SIOUX FALLS, S.D. (KELO) — Along with the photogenic falls of the Big Sioux River, it is another iconic part of Sioux Falls.
It’s not a site, but rather a smell. A smell you can get a whiff of on some days in downtown Sioux Falls.
This infamous smell is well-known by longtime residents of Sioux Falls. The pungent odor is easily recognized and brushed off by many people who have ever lived the Midwest. Embraced by some in the community, the smell has also been commonly dubbed “the smell of money.”
But for people new to Sioux Falls and visitors, the smell can be one of the first questions asked when arriving to town.
So how come some days the smell can seem overpowering in parts of the city and many days it goes unnoticeable? Are there any regulations regarding nuisance smells? KELOLAND News went looking for answers about one of Sioux Falls’ unique secrets.
What causes the stench?
The Smithfield Foods plant, formerly known as John Morrell, has long been a part of Sioux Falls’ history, dating back to the early 1900s. As one of the largest pork processing plants in the nation, the plant deals with thousands of hogs each day. Naturally, when dealing with so many pigs, an overpowering stench can occasionally occur.
KELOLAND meteorologist Brian Karstens said the temperature in the atmosphere plays a key role in helping the smell linger on certain days. On days when the temperature is higher in the atmosphere than near the ground level, air particles containing the smell can’t dissipate as easily.
“It traps those smells closer to the ground level,” Karstens said. “That overhead warm air kind of traps that and that trapping effect can be really noticeable.”
After those conditions are met, Karstens said the wind direction determines where the air flow is distributed.
“In South Dakota, our wind becomes such a dominant factor that typically those things are fairly short-lived,” Karstens said. “With that industry you are going to have that. People who have grown up here, know that is going to be the case from time-to-time.”
No matter how bad it can smell, conditions can switch in the matter of minutes.
“You can always count on a change in our weather,” Karstens said.
Is the smell regulated or measured in any way?
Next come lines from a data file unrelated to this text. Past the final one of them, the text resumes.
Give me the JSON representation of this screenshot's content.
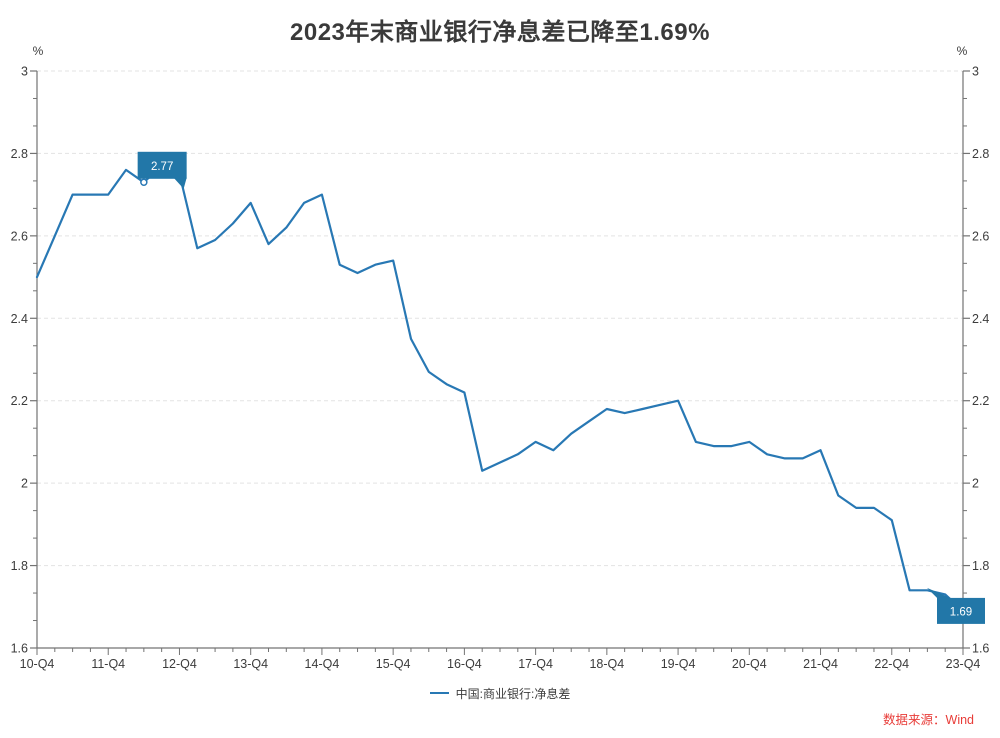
{
  "header": {
    "title": "2023年末商业银行净息差已降至1.69%"
  },
  "chart_data": {
    "type": "line",
    "title": "2023年末商业银行净息差已降至1.69%",
    "y_unit": "%",
    "ylim": [
      1.6,
      3.0
    ],
    "grid": "horizontal-dashed",
    "legend_position": "bottom-center",
    "y_tick_labels": [
      "1.6",
      "1.8",
      "2",
      "2.2",
      "2.4",
      "2.6",
      "2.8",
      "3"
    ],
    "x_tick_labels": [
      "10-Q4",
      "11-Q4",
      "12-Q4",
      "13-Q4",
      "14-Q4",
      "15-Q4",
      "16-Q4",
      "17-Q4",
      "18-Q4",
      "19-Q4",
      "20-Q4",
      "21-Q4",
      "22-Q4",
      "23-Q4"
    ],
    "categories": [
      "10-Q4",
      "11-Q1",
      "11-Q2",
      "11-Q3",
      "11-Q4",
      "12-Q1",
      "12-Q2",
      "12-Q3",
      "12-Q4",
      "13-Q1",
      "13-Q2",
      "13-Q3",
      "13-Q4",
      "14-Q1",
      "14-Q2",
      "14-Q3",
      "14-Q4",
      "15-Q1",
      "15-Q2",
      "15-Q3",
      "15-Q4",
      "16-Q1",
      "16-Q2",
      "16-Q3",
      "16-Q4",
      "17-Q1",
      "17-Q2",
      "17-Q3",
      "17-Q4",
      "18-Q1",
      "18-Q2",
      "18-Q3",
      "18-Q4",
      "19-Q1",
      "19-Q2",
      "19-Q3",
      "19-Q4",
      "20-Q1",
      "20-Q2",
      "20-Q3",
      "20-Q4",
      "21-Q1",
      "21-Q2",
      "21-Q3",
      "21-Q4",
      "22-Q1",
      "22-Q2",
      "22-Q3",
      "22-Q4",
      "23-Q1",
      "23-Q2",
      "23-Q3",
      "23-Q4"
    ],
    "series": [
      {
        "name": "中国:商业银行:净息差",
        "color": "#2878b4",
        "values": [
          2.5,
          2.6,
          2.7,
          2.7,
          2.7,
          2.76,
          2.73,
          2.77,
          2.75,
          2.57,
          2.59,
          2.63,
          2.68,
          2.58,
          2.62,
          2.68,
          2.7,
          2.53,
          2.51,
          2.53,
          2.54,
          2.35,
          2.27,
          2.24,
          2.22,
          2.03,
          2.05,
          2.07,
          2.1,
          2.08,
          2.12,
          2.15,
          2.18,
          2.17,
          2.18,
          2.19,
          2.2,
          2.1,
          2.09,
          2.09,
          2.1,
          2.07,
          2.06,
          2.06,
          2.08,
          1.97,
          1.94,
          1.94,
          1.91,
          1.74,
          1.74,
          1.73,
          1.69
        ]
      }
    ],
    "annotations": [
      {
        "label": "2.77",
        "category": "12-Q3",
        "value": 2.77
      },
      {
        "label": "1.69",
        "category": "23-Q4",
        "value": 1.69
      }
    ]
  },
  "legend": {
    "items": [
      {
        "label": "中国:商业银行:净息差",
        "color": "#2878b4"
      }
    ]
  },
  "footer": {
    "source": "数据来源：Wind"
  },
  "colors": {
    "line": "#2878b4",
    "annotation_box": "#2277a8",
    "annotation_text": "#ffffff",
    "grid": "#e3e3e3",
    "axis": "#737373",
    "axis_text": "#3c3c3c",
    "title": "#3a3a3a",
    "source": "#e83c38",
    "background": "#ffffff"
  }
}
A spokesman for the United States Department of Agriculture Food Safety and Inspection Service told KELOLAND News the federal agency only focuses on what is happening inside the facility. Anything like nuisance smell outside the building is not under federal jurisdiction and pointed to state agencies.
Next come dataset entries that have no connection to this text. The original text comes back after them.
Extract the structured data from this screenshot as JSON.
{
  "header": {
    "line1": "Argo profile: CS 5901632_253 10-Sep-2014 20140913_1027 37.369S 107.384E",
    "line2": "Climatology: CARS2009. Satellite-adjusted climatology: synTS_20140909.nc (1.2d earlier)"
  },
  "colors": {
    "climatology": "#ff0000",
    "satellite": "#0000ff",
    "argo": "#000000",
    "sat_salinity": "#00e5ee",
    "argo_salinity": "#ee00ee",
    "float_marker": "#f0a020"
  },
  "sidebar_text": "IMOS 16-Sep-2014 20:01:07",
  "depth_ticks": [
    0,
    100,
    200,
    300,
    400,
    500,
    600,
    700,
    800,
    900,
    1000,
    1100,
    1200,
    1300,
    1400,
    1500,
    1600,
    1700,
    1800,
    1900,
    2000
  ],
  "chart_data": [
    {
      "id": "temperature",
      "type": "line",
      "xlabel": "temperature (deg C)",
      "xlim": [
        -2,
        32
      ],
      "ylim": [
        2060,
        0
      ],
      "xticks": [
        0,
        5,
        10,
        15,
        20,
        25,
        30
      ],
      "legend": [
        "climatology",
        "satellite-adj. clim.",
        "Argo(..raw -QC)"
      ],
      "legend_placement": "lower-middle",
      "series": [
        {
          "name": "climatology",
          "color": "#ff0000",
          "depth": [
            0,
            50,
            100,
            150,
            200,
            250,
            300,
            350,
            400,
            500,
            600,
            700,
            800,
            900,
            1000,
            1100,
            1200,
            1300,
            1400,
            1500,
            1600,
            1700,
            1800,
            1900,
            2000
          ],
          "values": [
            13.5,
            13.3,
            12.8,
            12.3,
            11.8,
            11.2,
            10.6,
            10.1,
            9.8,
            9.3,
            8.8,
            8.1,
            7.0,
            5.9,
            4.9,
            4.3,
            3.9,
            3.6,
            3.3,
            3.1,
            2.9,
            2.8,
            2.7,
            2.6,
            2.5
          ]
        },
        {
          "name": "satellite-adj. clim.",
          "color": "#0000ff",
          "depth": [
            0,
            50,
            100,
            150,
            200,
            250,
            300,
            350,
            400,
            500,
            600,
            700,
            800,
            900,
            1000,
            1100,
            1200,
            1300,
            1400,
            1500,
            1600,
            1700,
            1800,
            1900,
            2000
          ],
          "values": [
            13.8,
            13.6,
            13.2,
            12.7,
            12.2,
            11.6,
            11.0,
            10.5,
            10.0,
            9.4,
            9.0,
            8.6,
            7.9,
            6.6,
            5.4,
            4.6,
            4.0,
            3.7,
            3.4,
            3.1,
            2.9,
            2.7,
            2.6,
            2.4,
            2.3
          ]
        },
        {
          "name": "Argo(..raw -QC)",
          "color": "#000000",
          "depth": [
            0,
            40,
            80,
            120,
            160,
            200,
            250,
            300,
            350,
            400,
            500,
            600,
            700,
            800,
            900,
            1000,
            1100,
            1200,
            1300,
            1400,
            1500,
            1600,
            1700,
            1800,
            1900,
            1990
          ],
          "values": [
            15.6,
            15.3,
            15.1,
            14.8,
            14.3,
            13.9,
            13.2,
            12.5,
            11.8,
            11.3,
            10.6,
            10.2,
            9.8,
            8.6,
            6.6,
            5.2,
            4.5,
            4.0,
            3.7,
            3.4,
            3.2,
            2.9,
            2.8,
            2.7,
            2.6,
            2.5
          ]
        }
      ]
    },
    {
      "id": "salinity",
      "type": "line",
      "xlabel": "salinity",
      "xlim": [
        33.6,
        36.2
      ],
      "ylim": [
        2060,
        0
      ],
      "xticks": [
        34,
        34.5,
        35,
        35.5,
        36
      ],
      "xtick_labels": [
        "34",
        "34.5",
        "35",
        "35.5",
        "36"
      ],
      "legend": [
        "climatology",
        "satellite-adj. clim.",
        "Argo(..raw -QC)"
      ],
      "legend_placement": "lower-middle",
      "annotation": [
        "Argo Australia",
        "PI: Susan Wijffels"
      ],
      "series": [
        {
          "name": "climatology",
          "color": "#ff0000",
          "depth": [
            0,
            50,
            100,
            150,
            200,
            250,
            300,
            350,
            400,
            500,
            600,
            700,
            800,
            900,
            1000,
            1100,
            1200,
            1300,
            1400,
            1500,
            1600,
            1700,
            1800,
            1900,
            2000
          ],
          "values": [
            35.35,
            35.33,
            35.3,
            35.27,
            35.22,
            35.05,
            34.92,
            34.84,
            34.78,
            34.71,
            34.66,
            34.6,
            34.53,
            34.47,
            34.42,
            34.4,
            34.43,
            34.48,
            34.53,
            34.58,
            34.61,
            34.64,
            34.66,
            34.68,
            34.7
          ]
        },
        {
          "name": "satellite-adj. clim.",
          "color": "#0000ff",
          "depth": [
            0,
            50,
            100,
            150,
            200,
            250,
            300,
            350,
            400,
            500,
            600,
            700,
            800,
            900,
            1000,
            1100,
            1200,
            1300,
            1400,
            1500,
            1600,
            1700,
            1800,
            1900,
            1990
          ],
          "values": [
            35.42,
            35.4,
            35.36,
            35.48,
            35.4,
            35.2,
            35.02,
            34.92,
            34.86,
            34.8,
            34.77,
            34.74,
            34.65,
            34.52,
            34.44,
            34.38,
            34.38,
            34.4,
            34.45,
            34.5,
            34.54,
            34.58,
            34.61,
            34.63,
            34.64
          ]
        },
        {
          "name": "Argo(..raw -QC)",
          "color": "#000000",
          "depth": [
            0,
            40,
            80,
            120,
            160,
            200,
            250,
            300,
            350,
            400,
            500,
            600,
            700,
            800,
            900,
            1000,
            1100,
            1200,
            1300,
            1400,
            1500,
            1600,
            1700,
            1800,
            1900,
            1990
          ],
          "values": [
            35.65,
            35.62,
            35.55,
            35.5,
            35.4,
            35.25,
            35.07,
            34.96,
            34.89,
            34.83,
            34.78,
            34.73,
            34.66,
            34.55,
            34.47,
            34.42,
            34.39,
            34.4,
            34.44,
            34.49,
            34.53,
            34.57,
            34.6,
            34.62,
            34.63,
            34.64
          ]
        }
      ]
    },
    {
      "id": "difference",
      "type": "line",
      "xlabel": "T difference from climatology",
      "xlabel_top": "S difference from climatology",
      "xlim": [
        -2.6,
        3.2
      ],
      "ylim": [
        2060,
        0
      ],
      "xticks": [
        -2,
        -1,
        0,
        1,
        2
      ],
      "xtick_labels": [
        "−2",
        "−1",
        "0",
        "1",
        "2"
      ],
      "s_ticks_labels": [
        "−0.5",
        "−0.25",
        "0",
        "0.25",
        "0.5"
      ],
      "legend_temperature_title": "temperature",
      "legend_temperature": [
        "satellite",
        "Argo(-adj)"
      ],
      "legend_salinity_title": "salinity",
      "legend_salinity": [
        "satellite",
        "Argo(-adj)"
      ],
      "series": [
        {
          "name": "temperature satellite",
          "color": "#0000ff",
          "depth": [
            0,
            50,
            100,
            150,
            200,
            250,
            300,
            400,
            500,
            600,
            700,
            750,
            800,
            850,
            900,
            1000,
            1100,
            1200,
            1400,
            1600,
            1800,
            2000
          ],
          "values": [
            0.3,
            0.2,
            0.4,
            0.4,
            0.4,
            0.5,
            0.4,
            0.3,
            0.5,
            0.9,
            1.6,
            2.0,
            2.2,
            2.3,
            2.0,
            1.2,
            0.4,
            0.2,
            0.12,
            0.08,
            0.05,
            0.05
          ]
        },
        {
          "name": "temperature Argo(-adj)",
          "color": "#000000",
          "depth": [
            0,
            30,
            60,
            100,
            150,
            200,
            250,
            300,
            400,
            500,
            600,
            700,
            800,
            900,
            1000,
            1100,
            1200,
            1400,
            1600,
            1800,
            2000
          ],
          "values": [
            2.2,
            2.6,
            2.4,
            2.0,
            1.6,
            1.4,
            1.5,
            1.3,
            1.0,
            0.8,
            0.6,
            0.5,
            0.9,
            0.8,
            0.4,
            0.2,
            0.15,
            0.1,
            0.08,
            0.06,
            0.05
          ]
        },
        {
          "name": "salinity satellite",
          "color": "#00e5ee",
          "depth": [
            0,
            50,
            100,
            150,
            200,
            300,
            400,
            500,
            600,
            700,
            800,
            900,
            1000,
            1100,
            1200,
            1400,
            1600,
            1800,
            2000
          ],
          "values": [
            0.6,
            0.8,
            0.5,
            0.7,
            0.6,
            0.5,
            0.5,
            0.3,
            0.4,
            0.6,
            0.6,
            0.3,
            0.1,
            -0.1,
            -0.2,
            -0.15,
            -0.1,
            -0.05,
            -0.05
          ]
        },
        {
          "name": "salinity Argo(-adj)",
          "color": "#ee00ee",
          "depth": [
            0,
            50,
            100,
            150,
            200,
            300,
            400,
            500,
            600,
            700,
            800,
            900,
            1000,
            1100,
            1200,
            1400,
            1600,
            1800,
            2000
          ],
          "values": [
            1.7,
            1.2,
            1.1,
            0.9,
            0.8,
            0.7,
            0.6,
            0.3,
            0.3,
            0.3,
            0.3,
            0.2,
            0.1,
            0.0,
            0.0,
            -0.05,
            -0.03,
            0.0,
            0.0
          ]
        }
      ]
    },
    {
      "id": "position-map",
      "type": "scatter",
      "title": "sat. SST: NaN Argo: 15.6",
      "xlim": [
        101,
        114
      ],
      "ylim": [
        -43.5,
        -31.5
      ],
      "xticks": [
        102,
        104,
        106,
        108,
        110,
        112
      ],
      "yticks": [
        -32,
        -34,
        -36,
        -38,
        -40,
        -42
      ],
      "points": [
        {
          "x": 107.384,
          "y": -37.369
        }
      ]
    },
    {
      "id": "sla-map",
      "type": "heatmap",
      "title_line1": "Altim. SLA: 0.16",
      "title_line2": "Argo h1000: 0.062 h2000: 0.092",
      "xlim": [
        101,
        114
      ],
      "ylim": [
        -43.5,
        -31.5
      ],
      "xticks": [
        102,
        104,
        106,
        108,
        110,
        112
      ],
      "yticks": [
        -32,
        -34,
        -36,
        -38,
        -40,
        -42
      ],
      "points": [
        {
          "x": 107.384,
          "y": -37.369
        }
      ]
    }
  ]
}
“Air quality and air pollution sources are regulated in South Dakota under the state and federal Clean Air Acts, however, DENR does not have statutory authority to regulate odor,” Brian Walsh with the South Dakota Department of Agriculture said.
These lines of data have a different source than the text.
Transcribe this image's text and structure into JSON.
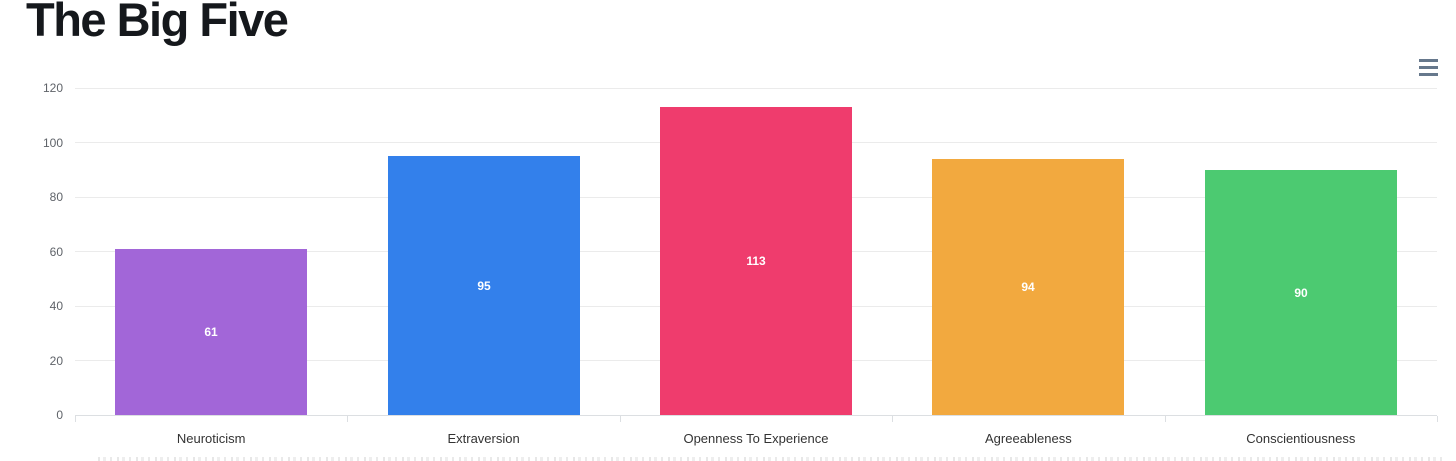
{
  "header": {
    "title": "The Big Five",
    "menu_icon": "hamburger-icon"
  },
  "chart_data": {
    "type": "bar",
    "title": "The Big Five",
    "categories": [
      "Neuroticism",
      "Extraversion",
      "Openness To Experience",
      "Agreeableness",
      "Conscientiousness"
    ],
    "values": [
      61,
      95,
      113,
      94,
      90
    ],
    "data_labels": [
      "61",
      "95",
      "113",
      "94",
      "90"
    ],
    "bar_colors": [
      "#a266d8",
      "#3380eb",
      "#ef3c6d",
      "#f2a93f",
      "#4cca71"
    ],
    "label_color": "#ffffff",
    "yticks": [
      0,
      20,
      40,
      60,
      80,
      100,
      120
    ],
    "ylim": [
      0,
      120
    ],
    "xlabel": "",
    "ylabel": "",
    "grid": true,
    "legend": false
  }
}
Walsh said local government agencies and countries sometimes adopt ordinances for odor.
Craig Dewey with the Minnehaha County Commission Office said Minnehaha County does not monitor odor inside the city of Sioux Falls limits.
And the city of Sioux Falls does not monitor or regulate odor.
“Our department does not monitor or regulate odor. I also checked with Public Works and Health and while there are environmental issues we do monitor; odor is not one of them.” director of planning and development Jeff Eckhoff said.
KELOLAND News reached out to Smithfield Foods to ask about any steps the plant takes to mitigate the odor. We will update this story with any response we receive.